Un homme qu’ils ne connaissaient pas, ni M. de la Guerche, ni Renaud, ni Carquefou, parut alors devant eux. C’était un reître de grande taille, à moustaches rousses, balafré, le teint cuivré, la chevelure en brosse, armé d’une cuirasse et d’un morion d’acier, les jambes emprisonnées dans de longues bottes de cuir fauve, et vêtu d’un pourpoint de velours vert blanchi par l’usage.

– Mes seigneurs, leur dit-il d’une voix forte et d’un accent italien vigoureusement prononcé, m’est avis que vous vous préparez à quelque entreprise hasardeuse où l’expérience et le bras d’un homme de guerre ne sont point inutiles ! Voulez-vous de moi ? Je connais l’Allemagne comme si je l’avais faite, et les capitaines qui se la disputent comme si le diable m’avait prié d’assister à leur baptême. Faut-il rester, je reste, faut-il partir, je pars ; faut-il enlever une dame, j’ai mon cheval ; faut-il délivrer un prisonnier, j’ai mon épée ! Parlez !

– Voilà un gaillard qui me plaît ! dit Renaud.

– Mettez-moi à l’œuvre, nous verrons après, reprit l’inconnu.

– Mais d’abord, votre nom ? dit M. de la Guerche, tandis que Carquefou rôdait autour du reître.

Le reître enleva son casque :

– Magnus pour vous servir ! s’écria-t-il.

Renaud et M. de la Guerche poussèrent un cri ; Carquefou fit un bond.

– Ah ! mes maîtres, reprit Magnus, vous ne savez pas encore quel homme je suis ! un loup quand il le faut, un renard dans l’occasion !

– Mais pourquoi ce déguisement ? demanda M. de la Guerche quand il fut revenu de sa surprise.

– Pourquoi ? pour vous bien prouver que l’œil le plus fin et le plus exercé ne peut pas reconnaître Magnus quand il change de manteau. Or l’heure est proche où nous allons voir du pays… voilà mon costume de voyage. Vous êtes bien résolus, n’est-ce pas, à délivrer Mlle de Pardaillan et Mlle de Souvigny, coûte que coûte ?

– Sans doute, répondirent à la fois Armand-Louis et Renaud.

– Nous partirons donc ce soir ; il est inutile de perdre du temps ; mais chacun de nous tirera de son côté.

– Pourquoi se séparer ? demanda timidement Carquefou.

– Parce que Mme la baronne d’Igomer me paraît une femme avec laquelle on ne saurait user de trop de précautions. La marche de quatre cavaliers lui sera bientôt révélée ; le passage d’un voyageur peut être inaperçu. Séparés, nous divisons la surveillance de l’ennemi, et de plus nous observons quatre routes. Quand on veut traquer une bête fauve, on se divise, et c’est ainsi qu’on arrive plus rapidement à découvrir ses traces. Si nous voulons réussir, il ne faut pas que la baronne se doute que nous sommes à sa poursuite, et, si un incident le lui révèle, elle ne doit pas savoir d’où partiront les coups qui la menacent.

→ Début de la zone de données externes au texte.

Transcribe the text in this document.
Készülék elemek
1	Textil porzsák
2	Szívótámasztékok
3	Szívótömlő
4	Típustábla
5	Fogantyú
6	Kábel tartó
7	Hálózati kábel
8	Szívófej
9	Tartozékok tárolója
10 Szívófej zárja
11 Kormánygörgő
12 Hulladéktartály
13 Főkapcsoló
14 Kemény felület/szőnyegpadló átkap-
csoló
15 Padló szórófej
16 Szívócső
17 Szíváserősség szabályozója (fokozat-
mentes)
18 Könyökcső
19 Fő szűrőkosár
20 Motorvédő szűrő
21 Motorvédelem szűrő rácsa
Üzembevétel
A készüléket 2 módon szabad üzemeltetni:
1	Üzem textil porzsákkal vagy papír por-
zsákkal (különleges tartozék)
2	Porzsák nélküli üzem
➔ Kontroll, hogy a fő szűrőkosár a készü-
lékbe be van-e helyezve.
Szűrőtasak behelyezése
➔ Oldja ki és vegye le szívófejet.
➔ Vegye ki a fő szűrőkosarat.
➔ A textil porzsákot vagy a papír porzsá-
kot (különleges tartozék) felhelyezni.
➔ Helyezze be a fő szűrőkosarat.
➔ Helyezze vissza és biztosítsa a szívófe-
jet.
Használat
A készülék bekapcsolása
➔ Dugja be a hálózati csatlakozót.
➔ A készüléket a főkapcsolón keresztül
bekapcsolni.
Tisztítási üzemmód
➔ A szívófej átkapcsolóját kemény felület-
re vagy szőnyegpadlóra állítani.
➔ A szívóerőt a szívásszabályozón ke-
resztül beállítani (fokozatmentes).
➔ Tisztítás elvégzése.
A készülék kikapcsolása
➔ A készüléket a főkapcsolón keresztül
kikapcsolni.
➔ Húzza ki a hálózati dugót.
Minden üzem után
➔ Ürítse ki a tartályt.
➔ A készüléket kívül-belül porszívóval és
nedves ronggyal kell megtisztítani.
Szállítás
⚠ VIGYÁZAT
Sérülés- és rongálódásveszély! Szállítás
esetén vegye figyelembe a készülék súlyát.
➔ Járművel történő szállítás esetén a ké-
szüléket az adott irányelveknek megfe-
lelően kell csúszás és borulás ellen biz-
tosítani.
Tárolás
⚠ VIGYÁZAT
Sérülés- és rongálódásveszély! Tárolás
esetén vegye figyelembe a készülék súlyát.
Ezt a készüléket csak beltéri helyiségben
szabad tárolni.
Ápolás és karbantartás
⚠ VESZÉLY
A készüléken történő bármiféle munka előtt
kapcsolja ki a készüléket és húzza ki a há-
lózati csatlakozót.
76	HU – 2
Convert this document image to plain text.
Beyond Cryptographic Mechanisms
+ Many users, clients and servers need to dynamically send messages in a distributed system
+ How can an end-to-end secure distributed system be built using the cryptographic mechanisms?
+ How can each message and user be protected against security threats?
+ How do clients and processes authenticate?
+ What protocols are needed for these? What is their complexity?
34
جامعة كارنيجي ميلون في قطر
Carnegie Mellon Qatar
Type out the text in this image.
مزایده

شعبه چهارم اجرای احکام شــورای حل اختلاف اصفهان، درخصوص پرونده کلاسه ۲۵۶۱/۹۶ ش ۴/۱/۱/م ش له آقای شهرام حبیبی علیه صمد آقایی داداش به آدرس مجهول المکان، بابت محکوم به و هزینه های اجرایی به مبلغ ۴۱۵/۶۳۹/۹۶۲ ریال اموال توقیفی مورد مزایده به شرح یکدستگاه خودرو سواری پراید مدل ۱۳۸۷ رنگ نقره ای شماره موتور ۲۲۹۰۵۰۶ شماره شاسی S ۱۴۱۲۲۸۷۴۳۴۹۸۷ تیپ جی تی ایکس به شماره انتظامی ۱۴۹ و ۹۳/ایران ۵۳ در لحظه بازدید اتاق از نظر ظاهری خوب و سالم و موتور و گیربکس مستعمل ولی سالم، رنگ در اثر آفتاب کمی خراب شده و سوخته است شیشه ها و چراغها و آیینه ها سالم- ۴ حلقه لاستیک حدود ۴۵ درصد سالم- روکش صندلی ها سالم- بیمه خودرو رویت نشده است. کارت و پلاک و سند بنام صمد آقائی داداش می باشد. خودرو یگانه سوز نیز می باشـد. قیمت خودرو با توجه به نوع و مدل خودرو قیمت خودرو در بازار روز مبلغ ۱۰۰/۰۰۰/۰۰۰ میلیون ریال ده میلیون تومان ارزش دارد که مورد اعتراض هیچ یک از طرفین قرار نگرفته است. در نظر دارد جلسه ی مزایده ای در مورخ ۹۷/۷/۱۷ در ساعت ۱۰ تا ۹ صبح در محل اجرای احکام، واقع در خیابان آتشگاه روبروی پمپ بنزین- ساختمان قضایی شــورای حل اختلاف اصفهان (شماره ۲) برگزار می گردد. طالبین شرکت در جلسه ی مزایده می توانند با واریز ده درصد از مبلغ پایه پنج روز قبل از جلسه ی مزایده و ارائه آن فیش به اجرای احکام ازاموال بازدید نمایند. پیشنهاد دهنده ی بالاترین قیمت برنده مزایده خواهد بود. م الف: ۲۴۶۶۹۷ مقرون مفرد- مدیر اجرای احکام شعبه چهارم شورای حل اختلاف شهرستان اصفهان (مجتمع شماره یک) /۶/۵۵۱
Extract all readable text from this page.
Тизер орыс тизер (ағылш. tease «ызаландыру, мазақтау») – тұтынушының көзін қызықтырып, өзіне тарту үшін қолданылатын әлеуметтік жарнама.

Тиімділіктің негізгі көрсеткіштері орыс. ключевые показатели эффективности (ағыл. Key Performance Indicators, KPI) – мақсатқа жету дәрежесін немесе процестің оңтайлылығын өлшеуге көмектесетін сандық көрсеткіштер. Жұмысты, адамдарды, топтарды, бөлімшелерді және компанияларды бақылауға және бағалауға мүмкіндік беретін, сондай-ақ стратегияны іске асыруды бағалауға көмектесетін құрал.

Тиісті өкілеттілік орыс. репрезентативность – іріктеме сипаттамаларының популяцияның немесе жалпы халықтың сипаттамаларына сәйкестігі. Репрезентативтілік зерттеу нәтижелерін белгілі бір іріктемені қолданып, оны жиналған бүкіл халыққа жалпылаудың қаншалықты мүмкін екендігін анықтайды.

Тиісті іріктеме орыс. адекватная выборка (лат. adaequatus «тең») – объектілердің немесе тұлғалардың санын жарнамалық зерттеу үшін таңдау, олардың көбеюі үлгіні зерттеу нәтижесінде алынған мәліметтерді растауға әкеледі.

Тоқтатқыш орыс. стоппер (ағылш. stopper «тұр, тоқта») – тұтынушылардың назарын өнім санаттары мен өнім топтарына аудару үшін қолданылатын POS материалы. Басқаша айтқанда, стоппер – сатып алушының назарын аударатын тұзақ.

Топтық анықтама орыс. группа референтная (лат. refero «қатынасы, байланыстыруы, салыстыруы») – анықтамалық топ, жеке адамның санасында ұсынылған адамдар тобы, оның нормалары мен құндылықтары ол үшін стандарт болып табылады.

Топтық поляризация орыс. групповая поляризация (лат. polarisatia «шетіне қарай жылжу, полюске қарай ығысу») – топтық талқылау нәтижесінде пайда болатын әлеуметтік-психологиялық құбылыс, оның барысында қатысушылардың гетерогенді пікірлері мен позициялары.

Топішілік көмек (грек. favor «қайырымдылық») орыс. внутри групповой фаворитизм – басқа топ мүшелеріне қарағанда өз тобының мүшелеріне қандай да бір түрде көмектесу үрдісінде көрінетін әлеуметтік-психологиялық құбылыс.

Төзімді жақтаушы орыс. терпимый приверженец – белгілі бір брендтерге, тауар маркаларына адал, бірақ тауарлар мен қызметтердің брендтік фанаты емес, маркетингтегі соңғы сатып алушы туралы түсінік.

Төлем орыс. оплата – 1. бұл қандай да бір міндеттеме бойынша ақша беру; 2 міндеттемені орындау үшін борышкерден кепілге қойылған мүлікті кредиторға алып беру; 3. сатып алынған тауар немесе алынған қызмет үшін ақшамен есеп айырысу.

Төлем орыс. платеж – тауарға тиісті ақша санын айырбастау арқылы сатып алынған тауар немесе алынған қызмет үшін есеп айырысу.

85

– Magnus a raison, dit M. de la Guerche.

– J’ai toujours raison, poursuivit Magnus. Il nous faut à présent choisir un point central, où le plus favorisé du hasard enverra prévenir les autres de sa découverte. On y laissera un homme sûr…

Carquefou regarda Magnus d’un air doux.

– Non, pas toi, camarade, reprit celui-ci : tu es un poltron trop brave pour que je veuille me priver de tes services. Le premier soldat venu, probe et fidèle, suffira pour cet emploi, qui demande pour toute vertu de l’immobilité. On l’instruira une fois par semaine, le dimanche, par exemple, et à l’aide d’un messager, de l’itinéraire que chacun de nous aura suivi. À la première alerte, nous nous réunissons ; mais si le temps manque, chacun de nous est autorisé à agir à sa guise en prenant conseil des circonstances.

– Autorisé ! s’écria Renaud ; dites qu’il devra mettre flamberge au vent sans crier gare !

– C’est l’opinion de Baliverne ! répondit Magnus.

– Hélas ! c’est celle aussi de Frissonnante ! murmura Carquefou.

L’admiration que Carquefou professait pour Magnus en toutes choses l’avait depuis peu engagé à donner un nom à la rapière qui lui battait les flancs ; et, fidèle à son caractère, il avait fait choix de celui de Frissonnante.

– Ce n’est pas belliqueux, mais c’est vrai, disait-il.

Toutes choses réglées, Armand-Louis et Renaud se levèrent par un mouvement simultané.

– En route à présent ! dirent-ils.

Une heure après, chacun d’eux, bien monté et pourvu d’une somme ronde en or roulée dans les plis d’une ceinture, s’enfonçaient dans la campagne par un chemin différent. Armand-Louis et Renaud partirent au galop ; Magnus marchait au pas ; Carquefou trottait.